Friday, August 14, 2009

Voice Acupuncture

Everybody knows that acupuncture is a Asian medical practice that originated in China and is now very popular and practised all around the world.

This art falls into the holistic philosophy of overall health and well being.

In acupuncture, fine needles are inserted at specific points to stimulate, disperse, and regulate the flow of chi, or vital energy, and restore a healthy energy balance.

Similarly, the Vocal ScienceTM method finds the certain spots and channels in one’s body to activate the human voice and make it work at the fullest capacity possible.

For singers this method knocks down the years of practice of increasing the volume and projection on their voices and mainly corrects the pitch and vastly increases the range.

By pointing out to the singer exactly how to attack and place the sound, his whole performance becomes predominantly designed and, thus, aimed to its final destination upon design.

For speakers, this method assures a proper volume, enunciation, inflection, emphasis and definite projection without any pain or strain on their vocal anatomy.

In both instances, the physical body is also very involved in the equation.

The certain points in the lower abdominal and upper diaphragm muscles, as well as the upper back muscles, are playing a significant role in the support of the sound and make sure that it has been delivered to those designated facial cavities and then, naturally over all, projected.

In other words, the whole philosophy boils down to so to speak “re-channelling” the sound upon the use of the precise points of the human body and voice as an outcome away from the so called “natural” use, ie. screaming from the bottom of the throat and the top of the lungs, which in turn leads to an overall need for voice repair.

Monday, August 10, 2009

Vocal Rehab

Lately the majority of my clients (singing and speaking) are coming to me with some kind of vocal disorder.

The singers are arriving with ruined voices, as they previously were experimenting with voices with their friends, bands and even recording sessions without having any idea, directions, let alone training on how to use their voices correctly.

Among the speakers there are lawyers, teachers, voiceover artists, TV & radio personalities, fitness instructors and customer service representatives who are excessively using their voices on an everyday basis.

Interestingly enough, they all expect a speedy recovery in a flash, kind of like stroke patient who is learning to speak and walk again would be expecting to run a marathon the next day.

It is quite unrealistic, but the good news is that there is definitely a pretty rapid way to recovery – however, obviously not an instant one.

When a person with a stroke or another serious health issue is on the road to recovery, the process takes some time – they usually start to walk with a walker while at the same time undergoing physical therapy.

And then letting go of the walker, they start to gradually walk unaided.

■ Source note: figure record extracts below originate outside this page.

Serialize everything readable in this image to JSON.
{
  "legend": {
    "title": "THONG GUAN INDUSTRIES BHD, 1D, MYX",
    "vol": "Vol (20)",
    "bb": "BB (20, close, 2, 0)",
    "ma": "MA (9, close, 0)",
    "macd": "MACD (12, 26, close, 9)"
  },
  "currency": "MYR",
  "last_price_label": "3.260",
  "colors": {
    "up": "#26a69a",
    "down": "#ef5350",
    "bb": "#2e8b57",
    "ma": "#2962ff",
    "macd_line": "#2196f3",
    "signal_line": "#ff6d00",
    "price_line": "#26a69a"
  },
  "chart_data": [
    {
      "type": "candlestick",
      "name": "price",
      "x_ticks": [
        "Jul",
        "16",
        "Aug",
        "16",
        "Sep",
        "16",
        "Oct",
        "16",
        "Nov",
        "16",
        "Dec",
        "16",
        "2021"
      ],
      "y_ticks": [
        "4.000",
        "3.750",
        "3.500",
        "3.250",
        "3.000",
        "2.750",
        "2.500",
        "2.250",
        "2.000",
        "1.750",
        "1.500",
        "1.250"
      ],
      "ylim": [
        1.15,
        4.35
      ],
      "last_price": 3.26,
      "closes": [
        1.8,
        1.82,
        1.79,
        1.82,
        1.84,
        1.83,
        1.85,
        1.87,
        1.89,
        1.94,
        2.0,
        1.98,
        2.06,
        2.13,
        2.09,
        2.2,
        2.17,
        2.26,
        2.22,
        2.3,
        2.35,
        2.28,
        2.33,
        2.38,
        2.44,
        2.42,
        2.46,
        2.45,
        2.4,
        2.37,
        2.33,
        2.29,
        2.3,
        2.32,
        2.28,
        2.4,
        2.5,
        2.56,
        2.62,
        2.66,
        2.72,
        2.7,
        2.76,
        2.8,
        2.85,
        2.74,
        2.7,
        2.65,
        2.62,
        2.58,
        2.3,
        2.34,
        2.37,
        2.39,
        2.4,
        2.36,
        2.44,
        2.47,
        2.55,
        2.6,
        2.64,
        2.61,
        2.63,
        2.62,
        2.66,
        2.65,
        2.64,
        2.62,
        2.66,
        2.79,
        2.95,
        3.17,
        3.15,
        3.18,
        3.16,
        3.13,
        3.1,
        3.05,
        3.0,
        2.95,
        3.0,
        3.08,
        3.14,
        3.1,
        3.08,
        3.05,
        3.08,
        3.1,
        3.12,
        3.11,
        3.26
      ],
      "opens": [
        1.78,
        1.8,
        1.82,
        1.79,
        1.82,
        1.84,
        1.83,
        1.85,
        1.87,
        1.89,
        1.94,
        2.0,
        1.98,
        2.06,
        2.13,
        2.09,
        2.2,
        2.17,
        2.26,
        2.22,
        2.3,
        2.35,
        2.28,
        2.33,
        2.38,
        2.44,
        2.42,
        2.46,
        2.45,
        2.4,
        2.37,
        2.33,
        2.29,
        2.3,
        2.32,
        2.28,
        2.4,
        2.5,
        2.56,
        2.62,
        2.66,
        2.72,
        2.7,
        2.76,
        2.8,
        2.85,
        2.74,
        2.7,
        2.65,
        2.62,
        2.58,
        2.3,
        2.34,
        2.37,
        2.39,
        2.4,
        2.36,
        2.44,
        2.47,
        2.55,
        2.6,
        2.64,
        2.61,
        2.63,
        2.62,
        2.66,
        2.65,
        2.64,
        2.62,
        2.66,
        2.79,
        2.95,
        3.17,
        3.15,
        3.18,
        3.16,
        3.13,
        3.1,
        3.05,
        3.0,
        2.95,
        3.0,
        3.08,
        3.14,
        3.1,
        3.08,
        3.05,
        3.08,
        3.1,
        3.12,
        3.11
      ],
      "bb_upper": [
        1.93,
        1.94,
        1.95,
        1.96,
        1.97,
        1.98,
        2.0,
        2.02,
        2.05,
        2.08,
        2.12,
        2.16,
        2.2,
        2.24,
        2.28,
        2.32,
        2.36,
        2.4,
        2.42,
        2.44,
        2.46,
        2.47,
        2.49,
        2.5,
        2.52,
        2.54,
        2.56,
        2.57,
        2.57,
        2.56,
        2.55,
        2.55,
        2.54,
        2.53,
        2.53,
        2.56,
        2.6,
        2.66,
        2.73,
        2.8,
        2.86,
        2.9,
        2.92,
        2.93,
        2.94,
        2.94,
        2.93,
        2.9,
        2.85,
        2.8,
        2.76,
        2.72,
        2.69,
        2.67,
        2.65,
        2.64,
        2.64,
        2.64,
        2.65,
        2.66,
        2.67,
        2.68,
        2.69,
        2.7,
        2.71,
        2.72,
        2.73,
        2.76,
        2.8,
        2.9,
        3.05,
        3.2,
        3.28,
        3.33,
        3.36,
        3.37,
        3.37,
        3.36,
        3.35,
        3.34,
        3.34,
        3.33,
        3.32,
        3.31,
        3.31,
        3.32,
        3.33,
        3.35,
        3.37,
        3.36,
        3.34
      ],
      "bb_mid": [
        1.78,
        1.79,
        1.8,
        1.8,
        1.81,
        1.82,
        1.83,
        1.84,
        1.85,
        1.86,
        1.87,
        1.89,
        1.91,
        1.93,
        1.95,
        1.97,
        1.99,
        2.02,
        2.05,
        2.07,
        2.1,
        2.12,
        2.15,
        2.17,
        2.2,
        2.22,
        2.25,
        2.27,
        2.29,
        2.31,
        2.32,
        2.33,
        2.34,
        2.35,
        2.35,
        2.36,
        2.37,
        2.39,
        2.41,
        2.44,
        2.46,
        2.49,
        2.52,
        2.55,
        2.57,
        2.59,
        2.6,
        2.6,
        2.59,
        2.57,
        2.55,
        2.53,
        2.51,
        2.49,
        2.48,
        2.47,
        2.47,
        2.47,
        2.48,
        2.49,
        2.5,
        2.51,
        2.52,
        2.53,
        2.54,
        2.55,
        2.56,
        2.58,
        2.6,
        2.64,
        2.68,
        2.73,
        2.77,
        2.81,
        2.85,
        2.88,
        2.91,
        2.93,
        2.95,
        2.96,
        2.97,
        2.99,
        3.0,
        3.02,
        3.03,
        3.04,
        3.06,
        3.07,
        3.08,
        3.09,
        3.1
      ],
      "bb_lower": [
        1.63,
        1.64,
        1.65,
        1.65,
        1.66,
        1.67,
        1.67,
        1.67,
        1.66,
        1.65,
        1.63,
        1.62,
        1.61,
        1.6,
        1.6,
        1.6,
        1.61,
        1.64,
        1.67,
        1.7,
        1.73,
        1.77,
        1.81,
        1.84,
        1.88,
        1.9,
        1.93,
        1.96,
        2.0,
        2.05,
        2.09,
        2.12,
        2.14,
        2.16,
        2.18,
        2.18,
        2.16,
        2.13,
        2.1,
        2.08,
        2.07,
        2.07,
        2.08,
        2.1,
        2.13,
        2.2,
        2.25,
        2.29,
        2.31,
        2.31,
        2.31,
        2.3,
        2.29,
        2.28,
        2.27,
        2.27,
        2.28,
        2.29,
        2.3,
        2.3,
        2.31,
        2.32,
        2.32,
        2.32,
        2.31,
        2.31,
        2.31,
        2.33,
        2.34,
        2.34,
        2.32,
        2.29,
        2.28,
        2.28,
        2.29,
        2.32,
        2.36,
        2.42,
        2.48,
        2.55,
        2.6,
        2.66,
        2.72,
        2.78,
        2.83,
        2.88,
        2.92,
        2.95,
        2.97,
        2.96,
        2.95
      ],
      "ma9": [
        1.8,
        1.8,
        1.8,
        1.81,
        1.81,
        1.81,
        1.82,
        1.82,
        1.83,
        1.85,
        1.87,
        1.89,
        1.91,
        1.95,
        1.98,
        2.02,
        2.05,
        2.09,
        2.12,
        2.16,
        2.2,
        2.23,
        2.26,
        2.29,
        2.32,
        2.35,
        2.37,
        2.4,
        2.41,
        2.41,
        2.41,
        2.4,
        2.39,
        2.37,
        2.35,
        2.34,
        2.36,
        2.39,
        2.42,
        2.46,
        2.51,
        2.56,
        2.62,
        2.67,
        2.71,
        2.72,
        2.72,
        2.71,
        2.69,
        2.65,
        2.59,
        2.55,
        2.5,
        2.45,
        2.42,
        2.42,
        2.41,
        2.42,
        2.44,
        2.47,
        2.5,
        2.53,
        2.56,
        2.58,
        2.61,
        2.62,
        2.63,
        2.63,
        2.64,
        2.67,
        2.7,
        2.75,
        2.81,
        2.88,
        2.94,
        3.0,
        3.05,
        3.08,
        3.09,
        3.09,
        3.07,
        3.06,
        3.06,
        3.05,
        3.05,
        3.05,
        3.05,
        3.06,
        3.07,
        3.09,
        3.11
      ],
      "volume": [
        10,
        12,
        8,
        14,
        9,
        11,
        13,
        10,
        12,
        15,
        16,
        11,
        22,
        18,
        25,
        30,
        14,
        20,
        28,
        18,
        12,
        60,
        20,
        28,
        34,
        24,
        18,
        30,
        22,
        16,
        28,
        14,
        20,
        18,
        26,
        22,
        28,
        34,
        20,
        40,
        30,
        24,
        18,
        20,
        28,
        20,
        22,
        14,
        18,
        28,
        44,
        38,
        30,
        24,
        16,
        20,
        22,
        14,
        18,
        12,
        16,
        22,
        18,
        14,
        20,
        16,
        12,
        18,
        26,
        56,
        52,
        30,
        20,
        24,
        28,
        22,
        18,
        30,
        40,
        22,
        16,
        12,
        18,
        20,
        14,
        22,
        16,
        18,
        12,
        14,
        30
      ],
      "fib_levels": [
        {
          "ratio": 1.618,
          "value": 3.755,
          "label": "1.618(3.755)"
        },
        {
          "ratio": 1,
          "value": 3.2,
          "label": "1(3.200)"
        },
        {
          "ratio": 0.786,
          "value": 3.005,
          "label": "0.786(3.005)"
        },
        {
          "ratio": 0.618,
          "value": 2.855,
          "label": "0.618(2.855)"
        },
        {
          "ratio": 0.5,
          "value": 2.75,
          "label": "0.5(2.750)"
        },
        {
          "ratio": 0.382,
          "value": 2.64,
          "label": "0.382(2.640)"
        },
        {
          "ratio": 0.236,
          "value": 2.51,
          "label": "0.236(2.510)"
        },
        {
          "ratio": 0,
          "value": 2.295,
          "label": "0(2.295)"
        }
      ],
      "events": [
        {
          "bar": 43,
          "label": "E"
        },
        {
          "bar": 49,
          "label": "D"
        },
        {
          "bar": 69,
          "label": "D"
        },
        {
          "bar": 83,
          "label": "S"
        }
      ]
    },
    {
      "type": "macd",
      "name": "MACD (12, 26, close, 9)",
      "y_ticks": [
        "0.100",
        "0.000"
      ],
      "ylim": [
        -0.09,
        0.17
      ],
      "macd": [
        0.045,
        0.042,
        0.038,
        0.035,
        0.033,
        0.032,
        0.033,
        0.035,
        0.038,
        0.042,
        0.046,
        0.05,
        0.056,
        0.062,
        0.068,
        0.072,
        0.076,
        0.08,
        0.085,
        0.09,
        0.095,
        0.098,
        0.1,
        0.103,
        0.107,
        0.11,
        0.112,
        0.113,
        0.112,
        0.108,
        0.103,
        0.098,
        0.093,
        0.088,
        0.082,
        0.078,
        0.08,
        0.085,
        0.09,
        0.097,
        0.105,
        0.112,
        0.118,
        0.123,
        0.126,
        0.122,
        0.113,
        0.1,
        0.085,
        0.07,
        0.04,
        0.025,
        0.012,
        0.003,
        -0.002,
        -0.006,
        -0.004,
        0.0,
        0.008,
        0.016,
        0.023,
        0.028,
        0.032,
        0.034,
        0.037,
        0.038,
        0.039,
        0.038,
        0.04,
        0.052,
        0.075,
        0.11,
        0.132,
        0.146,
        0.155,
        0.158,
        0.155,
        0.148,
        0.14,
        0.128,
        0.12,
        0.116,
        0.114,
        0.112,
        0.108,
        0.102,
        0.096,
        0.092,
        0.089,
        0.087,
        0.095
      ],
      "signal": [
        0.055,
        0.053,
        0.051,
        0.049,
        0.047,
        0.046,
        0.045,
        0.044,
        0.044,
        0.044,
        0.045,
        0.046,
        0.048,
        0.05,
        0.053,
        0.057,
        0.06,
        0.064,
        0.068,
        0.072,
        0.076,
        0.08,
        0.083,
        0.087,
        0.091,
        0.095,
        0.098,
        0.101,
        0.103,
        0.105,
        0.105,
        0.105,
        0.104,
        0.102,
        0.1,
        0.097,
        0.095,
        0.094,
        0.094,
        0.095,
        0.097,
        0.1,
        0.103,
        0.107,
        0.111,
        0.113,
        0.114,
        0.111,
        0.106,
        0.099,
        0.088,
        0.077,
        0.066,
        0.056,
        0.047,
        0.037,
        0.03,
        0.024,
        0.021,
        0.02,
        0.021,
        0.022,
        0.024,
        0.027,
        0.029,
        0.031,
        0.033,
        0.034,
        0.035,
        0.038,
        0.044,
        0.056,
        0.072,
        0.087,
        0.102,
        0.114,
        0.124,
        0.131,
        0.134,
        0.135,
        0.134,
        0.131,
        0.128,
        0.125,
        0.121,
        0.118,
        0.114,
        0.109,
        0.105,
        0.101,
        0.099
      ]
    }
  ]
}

And then, if they are lucky, they return to running and other physical activities further down the road.

The vocal recovery is similar to that, because when the vocal damage is done (singing or speaking) the voice is drawn very low in the body and practically trapped within it.

It takes numerous body and voice exercises, ie. actual “voice rehab”, to “unstuck” the voice from within and bring it up to the surface, and then and only then can we actually start the real vocal development.

Once it is on the surface, the tone is improved, the volume is greater, the raspyness is gone and the voice is ready to begin the actual training. The voice as an “instrument” is tuned.

The next thing is to teach the player how to take the maximum capacity out of it.

Saturday, August 1, 2009

Voice GPS

In most cases, students are now coming to me on the verge of requiring a voice repair because they literally have no idea where they are going with their voices. They are driving between the lines and are in danger of killing everyone else and themselves. They don’t realize that the gas pedal is on the right and they are ending up in Buffalo rather than on Bathurst Street. Interestingly enough, sometimes their cars are not that bad, but they have no idea how to drive them. Similarly, the singer who might even have a very good “instrument” (ie. voice) might not have any idea how to power it and thus can’t project properly, rather than screaming from their lungs and throats, killing their vocal anatomies while doing it. They obviously need to acquire a “Vocal GPS” and learn how to drive their voice to it’s aimed destination in one piece and via any possible shortcut.